Ein berühmter Dichter – ich glaube, es war Max Frisch – hat einmal gesagt: Wenn man jemanden liebt, darf man ihn nicht nach einem Bild wahrnehmen, das man von ihm hat. Man muss ihn frei, offen und unvoreingenommen sehen, so wie er wirklich ist. Sobald man anfängt, ihn nach einem bestimmten Bild zu sehen, hat man ihn schon verloren, sieht und lebt und liebt man an ihm vorbei.
So schön und rein und reif das klingt: Es ist Quatsch, psychologisch und paartherapeutisch gesehen, jedenfalls wenn es ums Sich-Verlieben geht. Tatsächlich projizieren wir immer in den Partner, sonst würden wir uns nicht verlieben. Die Frage ist nur: was wir projizieren und was im Weiteren daraus wird.

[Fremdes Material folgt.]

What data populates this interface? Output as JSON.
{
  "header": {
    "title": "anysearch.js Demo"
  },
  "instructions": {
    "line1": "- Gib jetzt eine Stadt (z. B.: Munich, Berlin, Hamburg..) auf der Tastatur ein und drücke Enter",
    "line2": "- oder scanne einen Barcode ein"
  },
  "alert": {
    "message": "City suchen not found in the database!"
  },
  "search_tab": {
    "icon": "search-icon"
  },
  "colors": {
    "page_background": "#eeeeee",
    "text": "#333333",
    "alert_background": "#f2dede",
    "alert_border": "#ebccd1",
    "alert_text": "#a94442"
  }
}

Was geht in uns vor, wenn wir uns verlieben? Wir haben das Gefühl: „Das ist der Mensch, der mir das gibt, was ich in meinem tiefsten Inneren brauche.“ Was das ist, was wir brauchen, ist von Mensch zu Mensch ganz verschieden, und es ist großteils unbewusst. Für manche Menschen mag es sein: „Das ist der Mensch, bei dem ich mich fallenlassen kann, der mich hält und umfängt und beschützt.“ Für andere kann es sein: „Das ist der Mensch, der mich sieht und würdigt und bewundert, der Mensch, durch den ich strahlen kann.“ Für wieder andere kann es sein: „Das ist der Mensch, den ich retten kann, der unter meiner Hand aufblühen und gedeihen wird.“ Für wieder andere kann es sein: „Das ist der Mensch, der mir Freiraum gibt, der mich nicht bedrängt und mich so sein lässt, wie ich bin.“ Usw. usf.
Die Fähigkeit des Anderen, uns dieses gewisse Etwas geben zu können, ist immer teils real und teils projiziert. Einerseits nehmen wir etwas wahr, was der Andere wirklich hat, wir reagieren auf einen real vorhandenen Zug an ihm. Andererseits nehmen wir diesen Zug aber vergrößert wahr, weil er eine tiefe Sehnsucht in uns anspricht, die letztlich aus einer kindlichen Erfahrungsschicht stammt.
Unsere Sehnsüchte sind ein Abdruck unserer bisherigen Beziehungserfahrungen. Wir haben gelernt, bestimmte Beziehungsformen zu suchen und zu begehren, weil sie uns befriedigende Erlebnisse verschafft haben; wir haben gelernt, bestimmte Beziehungsformen zu fürchten und zu meiden, weil sie uns schmerzhafte Erfahrungen beschert haben; und wir haben bestimmte Beziehungsformen vermisst, die wir gebraucht und gern gehabt hätten. In jedem Fall hängt es von unseren eigenen Wünschen, Bedürfnissen, Sehnsüchten ab, welche Züge am Anderen uns zum Anspringen bringen und uns in emotionale Schwingung versetzen. Es ist unsere eigene Resonanzfähigkeit, die uns in den Zustand der Verliebtheit versetzt – so wie eine Gitarrensaite durch Töne einer bestimmten Frequenz zum Schwingen gebracht werden kann.
Ein gewisser Anteil an Projektion ist also nicht vermeidbar, sonst würden wir uns nicht verlieben. Wenn wir uns so in Schwingung versetzen lassen, dass wir uns verlieben, dann sind irgendwelche tiefen Schichten in uns angesprochen, irgendwelche tiefen Saiten in uns angeschlagen. In Abwandlung des berühmten Satzes von Paul Watzlawick – „Man kann nicht nicht kommunizieren“ – kann man sagen: Beim Sich-Verlieben kann man nicht nicht projizieren. Die eigentliche Frage ist, was wir später aus unseren Projektionen machen, wie wir im Weiteren damit umgehen (s. dazu die nächsten beiden Einträge). Die Vorstellung, dass Liebe ohne Projektion möglich sein sollte, ist ins Reich der Dichtung zu verweisen. Psychologie ist, im Vergleich zu Dichtung, ernüchternd und entzaubernd, sie ist für große Worte und herzerwärmende Visionen nicht zu haben.
Andererseits sagt uns die Psychologie, dass wir uns der Projektion ruhig eine Weile überlassen können. Sie hält sowieso nicht ewig, die Projektionen fangen früher oder später an zu bröckeln. Es kommt darauf an, was man dann damit macht – nicht darauf, sich von Anfang an die rosarote Brille abzusetzen und nur noch durch die Fensterglasbrille auf die Welt zu schauen. Seltsam, wie ein Dichter uns Fensterglasbrillen empfehlen und dabei noch nach Pathos klingen kann.